Had the People’s Partnership taken note of these recent resolutions, they might have been more measured in their responses to recent exposes by Denyse Renne of the T&T Guardian and Express reporter Asha Javeed. The virulence with which the reports—and the reporters—were attacked, via social networks and a PP-sponsored simulcast on several television stations last Wednesday, is the opposite of what respected international agencies advocate. Other governments have attacked journalists in the past when stories surfaced that showed them in an unfavourable light. Shooting the messenger is an old trick, calculated to deflect attention from the real issue and undermine the credibility of the story and the reporter. On the topic of Section 34, however, the story was too big, and its seriousness grasped by too many people, for that tactic to work. Some members of the Government and their supporters reacted by intensifying their attacks, sparing no imagined detail of the motives and conduct of the reporters in question. Unfortunately, extreme responses to unfavourable issues are not uncommon with Kamla Persad-Bissessar’s PP administration. This is, after all, the government that found it necessary to stage a pre-budget rally on Saturday to build up support for the fiscal package even before it was unveiled in Parliament yesterday.

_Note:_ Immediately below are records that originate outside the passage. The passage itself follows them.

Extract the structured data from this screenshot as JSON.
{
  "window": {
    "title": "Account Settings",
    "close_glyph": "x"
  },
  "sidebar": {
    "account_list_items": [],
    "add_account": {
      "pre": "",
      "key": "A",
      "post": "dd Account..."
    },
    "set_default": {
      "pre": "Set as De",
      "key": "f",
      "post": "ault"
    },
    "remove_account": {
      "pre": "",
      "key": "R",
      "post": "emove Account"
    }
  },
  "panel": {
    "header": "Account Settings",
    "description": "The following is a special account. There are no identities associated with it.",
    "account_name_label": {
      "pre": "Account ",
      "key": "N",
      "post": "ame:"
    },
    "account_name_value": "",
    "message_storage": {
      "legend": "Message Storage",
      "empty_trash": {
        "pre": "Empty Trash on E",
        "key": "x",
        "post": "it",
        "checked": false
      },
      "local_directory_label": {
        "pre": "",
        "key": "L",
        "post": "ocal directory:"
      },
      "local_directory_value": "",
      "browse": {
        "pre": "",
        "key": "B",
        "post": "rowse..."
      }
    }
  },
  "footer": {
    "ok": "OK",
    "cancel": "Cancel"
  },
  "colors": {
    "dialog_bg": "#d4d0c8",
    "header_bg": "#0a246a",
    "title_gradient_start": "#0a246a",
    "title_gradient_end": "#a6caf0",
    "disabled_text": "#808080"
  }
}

Just before that there was the forgettable paid PP programme on Wednesday night.
 
Although neither event was promoted that way, both turned out to be thinly disguised opportunities for PP officials to hit back at their critics. Very little of the content could be properly linked to the budget. One problem with these over-the-top political activities is that they can be very expensive and very exhausting—particularly in a country that has been through quite a few intense election campaigns in the last decade. In any case, such responses are not necessary for a government that controls a comfortable majority in Parliament and has managed to keep its coalition together, in the face of a small and still divided Opposition. Another clear advantage for the PP administration is that it is only halfway through its five-year term, with little risk of being forced into an early election. Yet this administration has developed a reflexive habit of wheeling out its well-oiled political guns and training them on any target that comes in sight, no matter how small. The first reaction is to stoke the fires and ramp up the temperature of public debate and discussion—while also lowering the bar. The result is not enlightened, rational, civil discussion, but mudslinging and verbal abuse. The only thing the Government should be worried about is the negative fallout from the current frenetic pace of election-style activities and overheated exchanges so far outside an actual campaign season. The public can take only so much.